Seraient alors arrivés, toujours selon Mendes, "l'ex" de Jennifer, toujours avec deux amis. Samir s'en serait pris verbalement à Jennifer. Mendes se serait interposé. Une scène dont n'ont gardé aucun souvenir les serveurs du bar. Le petit groupe serait alors parti s'expliquer sur le parking de la plage de Nauzan, à quelques centaines de mètres. Mendes aurait désarmé Samir de son couteau, avant de laisser la clique régler ses histoires entre elle.

Le reste de sa nuit,José Mendes à déclaré l'avoir consacré à commettre un cambriolage à Chenac-Saint-Seurin-d'Uzet, avec deux connaissances, dont l'introuvable Momo.

Cet épisode du cambriolage, Mendes l'a avancé le matin même à sa compagne pour tenter de justifier sa nuit hors du domicile, mais aussi les "coulures de sang entre les doigts" de Mendes remarquées et décrites plus tard aux enquêteurs par Julie Thomas, les traces de boue sur le bas de caisse de la voiture, que Mendes a demandé à sa compagne de laver, coffre compris, le matin même.

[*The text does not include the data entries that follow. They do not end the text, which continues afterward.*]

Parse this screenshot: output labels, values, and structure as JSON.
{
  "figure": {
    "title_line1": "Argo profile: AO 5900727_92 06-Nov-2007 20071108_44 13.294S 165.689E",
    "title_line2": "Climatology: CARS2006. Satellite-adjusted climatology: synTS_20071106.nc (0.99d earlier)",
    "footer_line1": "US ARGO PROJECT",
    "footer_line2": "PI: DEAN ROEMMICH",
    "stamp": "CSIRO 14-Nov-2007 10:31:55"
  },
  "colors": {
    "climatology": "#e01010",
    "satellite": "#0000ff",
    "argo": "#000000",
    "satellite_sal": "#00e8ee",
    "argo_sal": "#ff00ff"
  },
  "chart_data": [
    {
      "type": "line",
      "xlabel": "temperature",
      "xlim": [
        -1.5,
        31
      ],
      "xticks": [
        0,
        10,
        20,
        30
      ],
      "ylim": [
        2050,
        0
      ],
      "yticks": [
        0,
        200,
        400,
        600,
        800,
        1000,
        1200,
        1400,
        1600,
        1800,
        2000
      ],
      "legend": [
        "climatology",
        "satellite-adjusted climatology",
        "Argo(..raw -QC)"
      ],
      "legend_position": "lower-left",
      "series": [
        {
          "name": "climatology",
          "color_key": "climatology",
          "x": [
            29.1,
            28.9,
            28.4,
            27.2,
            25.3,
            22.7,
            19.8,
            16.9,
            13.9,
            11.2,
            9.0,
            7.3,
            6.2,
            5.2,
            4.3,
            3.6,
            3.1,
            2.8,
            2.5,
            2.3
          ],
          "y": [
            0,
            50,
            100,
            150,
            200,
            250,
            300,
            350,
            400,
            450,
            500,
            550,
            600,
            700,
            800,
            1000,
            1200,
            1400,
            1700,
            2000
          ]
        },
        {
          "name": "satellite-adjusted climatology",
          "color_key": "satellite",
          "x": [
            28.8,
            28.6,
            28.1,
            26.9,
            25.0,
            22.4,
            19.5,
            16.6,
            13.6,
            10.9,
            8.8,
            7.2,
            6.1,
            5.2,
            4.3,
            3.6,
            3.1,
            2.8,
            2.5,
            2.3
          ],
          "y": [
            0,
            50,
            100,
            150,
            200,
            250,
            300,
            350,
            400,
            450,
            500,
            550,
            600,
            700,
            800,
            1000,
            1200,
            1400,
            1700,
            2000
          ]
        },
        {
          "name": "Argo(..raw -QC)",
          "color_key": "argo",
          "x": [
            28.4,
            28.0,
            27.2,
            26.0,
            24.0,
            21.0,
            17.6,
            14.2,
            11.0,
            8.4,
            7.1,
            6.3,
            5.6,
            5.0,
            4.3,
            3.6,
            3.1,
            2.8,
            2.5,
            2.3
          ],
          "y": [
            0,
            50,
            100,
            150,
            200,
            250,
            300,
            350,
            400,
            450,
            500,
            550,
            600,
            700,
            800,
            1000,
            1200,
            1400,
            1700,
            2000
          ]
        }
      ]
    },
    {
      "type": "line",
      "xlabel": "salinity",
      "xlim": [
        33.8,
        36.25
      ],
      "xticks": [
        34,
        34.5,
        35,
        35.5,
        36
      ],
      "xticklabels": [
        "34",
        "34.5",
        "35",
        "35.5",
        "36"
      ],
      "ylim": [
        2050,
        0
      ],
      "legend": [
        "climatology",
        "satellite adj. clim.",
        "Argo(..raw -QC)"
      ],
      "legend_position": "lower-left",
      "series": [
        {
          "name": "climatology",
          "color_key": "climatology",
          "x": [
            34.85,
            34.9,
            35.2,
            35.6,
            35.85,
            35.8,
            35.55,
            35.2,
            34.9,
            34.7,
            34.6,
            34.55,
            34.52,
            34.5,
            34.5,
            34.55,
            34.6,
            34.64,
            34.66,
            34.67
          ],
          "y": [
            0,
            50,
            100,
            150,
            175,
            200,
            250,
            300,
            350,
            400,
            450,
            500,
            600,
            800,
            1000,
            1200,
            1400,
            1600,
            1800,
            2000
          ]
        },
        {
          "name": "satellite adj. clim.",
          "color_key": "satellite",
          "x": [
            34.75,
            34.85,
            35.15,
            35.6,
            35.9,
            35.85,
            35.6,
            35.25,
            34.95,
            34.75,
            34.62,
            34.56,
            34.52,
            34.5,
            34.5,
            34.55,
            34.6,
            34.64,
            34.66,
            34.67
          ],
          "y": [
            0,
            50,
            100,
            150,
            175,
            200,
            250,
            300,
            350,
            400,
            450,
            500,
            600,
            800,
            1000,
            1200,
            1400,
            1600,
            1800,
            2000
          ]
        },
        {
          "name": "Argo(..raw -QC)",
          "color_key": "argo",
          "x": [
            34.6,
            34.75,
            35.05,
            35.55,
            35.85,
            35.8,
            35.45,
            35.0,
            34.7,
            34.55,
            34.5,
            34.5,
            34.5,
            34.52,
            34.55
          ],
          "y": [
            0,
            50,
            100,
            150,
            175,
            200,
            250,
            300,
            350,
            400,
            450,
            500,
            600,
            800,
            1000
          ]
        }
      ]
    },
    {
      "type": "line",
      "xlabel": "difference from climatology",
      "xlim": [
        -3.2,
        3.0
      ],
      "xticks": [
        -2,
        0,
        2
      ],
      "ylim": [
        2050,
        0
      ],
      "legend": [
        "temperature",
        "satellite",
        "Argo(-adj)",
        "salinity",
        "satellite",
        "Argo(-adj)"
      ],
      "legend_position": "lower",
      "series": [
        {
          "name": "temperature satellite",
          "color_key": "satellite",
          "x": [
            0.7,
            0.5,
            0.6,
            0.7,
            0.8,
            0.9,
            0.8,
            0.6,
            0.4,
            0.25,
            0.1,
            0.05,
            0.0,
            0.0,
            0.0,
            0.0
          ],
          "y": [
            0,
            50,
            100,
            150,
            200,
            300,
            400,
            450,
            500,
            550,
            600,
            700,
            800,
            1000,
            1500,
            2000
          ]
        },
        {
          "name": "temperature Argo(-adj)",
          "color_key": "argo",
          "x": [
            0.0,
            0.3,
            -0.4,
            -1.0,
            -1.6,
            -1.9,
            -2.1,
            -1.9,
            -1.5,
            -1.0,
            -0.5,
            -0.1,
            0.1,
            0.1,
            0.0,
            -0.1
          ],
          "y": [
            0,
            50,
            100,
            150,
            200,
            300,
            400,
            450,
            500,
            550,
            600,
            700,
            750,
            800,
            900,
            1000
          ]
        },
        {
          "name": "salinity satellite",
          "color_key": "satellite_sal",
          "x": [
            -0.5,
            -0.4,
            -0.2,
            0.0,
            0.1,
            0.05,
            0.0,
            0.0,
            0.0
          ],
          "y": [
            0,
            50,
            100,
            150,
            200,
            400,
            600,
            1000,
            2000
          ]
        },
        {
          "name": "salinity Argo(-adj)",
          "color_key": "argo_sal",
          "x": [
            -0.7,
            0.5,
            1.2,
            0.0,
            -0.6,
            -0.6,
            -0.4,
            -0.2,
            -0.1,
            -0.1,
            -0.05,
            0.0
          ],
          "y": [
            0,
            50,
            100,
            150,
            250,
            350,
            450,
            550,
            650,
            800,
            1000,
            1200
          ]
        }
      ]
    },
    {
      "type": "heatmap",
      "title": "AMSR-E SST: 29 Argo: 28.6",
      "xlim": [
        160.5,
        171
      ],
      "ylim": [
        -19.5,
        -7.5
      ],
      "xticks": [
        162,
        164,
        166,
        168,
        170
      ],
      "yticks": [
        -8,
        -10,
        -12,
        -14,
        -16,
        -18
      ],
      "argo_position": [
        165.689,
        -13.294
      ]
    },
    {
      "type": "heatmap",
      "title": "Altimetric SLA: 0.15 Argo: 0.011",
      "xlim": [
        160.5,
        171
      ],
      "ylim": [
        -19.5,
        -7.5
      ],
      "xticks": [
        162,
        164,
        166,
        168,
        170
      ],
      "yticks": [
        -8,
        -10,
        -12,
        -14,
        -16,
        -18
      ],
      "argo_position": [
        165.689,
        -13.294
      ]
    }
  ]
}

4. Abdelaziz Seridi et José Nuno Mendes ont-ils pu être complices dans ce meurtre ?

Pour Mendes, Samir a d'abord été "Karim", un homme petit et râblé. Première ombre sur la réalité des éventuels liens de connaissance entre les deux hommes. Certes, José Mendes et Samir fréquentaient des établissements communs, bars, bureau de tabac. Royan, ceci dit, reste une petite ville. Après moult investigations, après avoir "examiné la téléphonie des deux sur un an et même deux mois et demi après le meurtre, nous n'avons trouvé aucun lien entre José Nuno Mendes et Abdelaziz Seridi", a témoigné ce vendredi matin Stéphane Marie, le directeur d'enquête.

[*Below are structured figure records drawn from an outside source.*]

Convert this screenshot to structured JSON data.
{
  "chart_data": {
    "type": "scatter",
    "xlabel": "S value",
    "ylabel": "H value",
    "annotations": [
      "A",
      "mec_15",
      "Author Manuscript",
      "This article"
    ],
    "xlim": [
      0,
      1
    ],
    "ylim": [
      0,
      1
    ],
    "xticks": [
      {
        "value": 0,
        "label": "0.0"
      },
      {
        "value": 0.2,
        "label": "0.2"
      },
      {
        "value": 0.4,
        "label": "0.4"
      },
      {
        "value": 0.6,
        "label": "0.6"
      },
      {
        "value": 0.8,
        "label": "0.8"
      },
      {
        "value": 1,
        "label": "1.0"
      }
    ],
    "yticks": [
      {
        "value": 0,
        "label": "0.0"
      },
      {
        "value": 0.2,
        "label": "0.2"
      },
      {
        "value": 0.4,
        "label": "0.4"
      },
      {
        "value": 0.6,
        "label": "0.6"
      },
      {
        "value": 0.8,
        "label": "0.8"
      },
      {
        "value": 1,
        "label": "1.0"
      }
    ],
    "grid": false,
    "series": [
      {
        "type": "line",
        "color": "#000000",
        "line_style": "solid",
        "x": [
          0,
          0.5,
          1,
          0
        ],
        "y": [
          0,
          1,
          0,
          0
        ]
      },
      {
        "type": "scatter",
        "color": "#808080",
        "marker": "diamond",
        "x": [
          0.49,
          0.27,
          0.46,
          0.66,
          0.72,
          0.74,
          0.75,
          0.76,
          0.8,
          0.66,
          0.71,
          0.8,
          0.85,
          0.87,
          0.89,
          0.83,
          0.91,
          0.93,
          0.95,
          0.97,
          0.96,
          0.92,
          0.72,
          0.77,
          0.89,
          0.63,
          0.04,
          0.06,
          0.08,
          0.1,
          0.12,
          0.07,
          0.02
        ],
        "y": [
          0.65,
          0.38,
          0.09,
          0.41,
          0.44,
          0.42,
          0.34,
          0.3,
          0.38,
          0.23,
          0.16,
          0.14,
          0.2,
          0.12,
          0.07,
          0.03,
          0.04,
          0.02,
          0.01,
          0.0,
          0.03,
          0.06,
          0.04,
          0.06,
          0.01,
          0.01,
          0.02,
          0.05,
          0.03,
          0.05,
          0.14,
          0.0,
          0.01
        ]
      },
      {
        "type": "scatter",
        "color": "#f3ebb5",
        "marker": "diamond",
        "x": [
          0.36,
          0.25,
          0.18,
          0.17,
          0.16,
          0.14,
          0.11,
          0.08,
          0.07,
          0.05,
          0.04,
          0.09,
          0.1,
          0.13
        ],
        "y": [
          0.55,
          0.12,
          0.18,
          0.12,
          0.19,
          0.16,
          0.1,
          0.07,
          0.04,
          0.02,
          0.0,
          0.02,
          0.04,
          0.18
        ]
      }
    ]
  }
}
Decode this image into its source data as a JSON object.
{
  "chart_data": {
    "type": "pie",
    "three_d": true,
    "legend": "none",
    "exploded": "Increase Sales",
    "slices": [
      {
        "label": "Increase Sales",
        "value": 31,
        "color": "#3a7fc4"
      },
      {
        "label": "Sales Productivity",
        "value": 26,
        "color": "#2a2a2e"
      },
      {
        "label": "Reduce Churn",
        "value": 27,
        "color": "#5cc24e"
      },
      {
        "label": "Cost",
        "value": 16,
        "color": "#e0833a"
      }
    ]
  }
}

Aucun élément ne rattache non plus Samir à la scène de crime. Certes, son ADN a été retrouvé sur le chemisier et le pantalon de la victime, mais cette dernière a été sa petite amie pendant deux mois et tous les témoins entendus au cours du procès ont confirmé qu'aucun motif connu de contentieux n'existait entre eux.

L'ADN de José Mendes, en revanche, outre sur le chemisier, apparaît aussi sur une étiquette du sac à main de Jennifer. Cette étiquette extraite sans doute accidentellement du sac a été retrouvée à côté du corps. Les "coulures de sang" sur ses doigts intriguent aussi. Ce sang aurait été celui de l'un de ses complices, blessé par un coup de fusil lors du "cambriolage", dont les enquêteurs n'ont jamais retrouvé la moindre trace.

Et s'il n'a pas utilisé sa voiture pour ce cambriolage, comment Mendes pouvait-il expliquer ces projections de boue sur un véhicule lavé... la veille. Un endroit boueux, le dossier en connait un, le chemin menant au terrain où Jennifer Charron a été tuée. 

Autre élément troublant: le portable de Jennifer a cessé d'émettre un peu avant 2 heures du matin. Il a déclenché le relais téléphonique de La Palmyre à 1h28. Le portable de José Mendes a déclenché ce même relais, dans la même période.

5. Que répondront ce soir les jurés à la question qui leur est posée: Abdelaziz Seridi a-t-il volontairement donné la mort à Jennifer Charron dans la nuit du 27 au 28 avril 2007 ?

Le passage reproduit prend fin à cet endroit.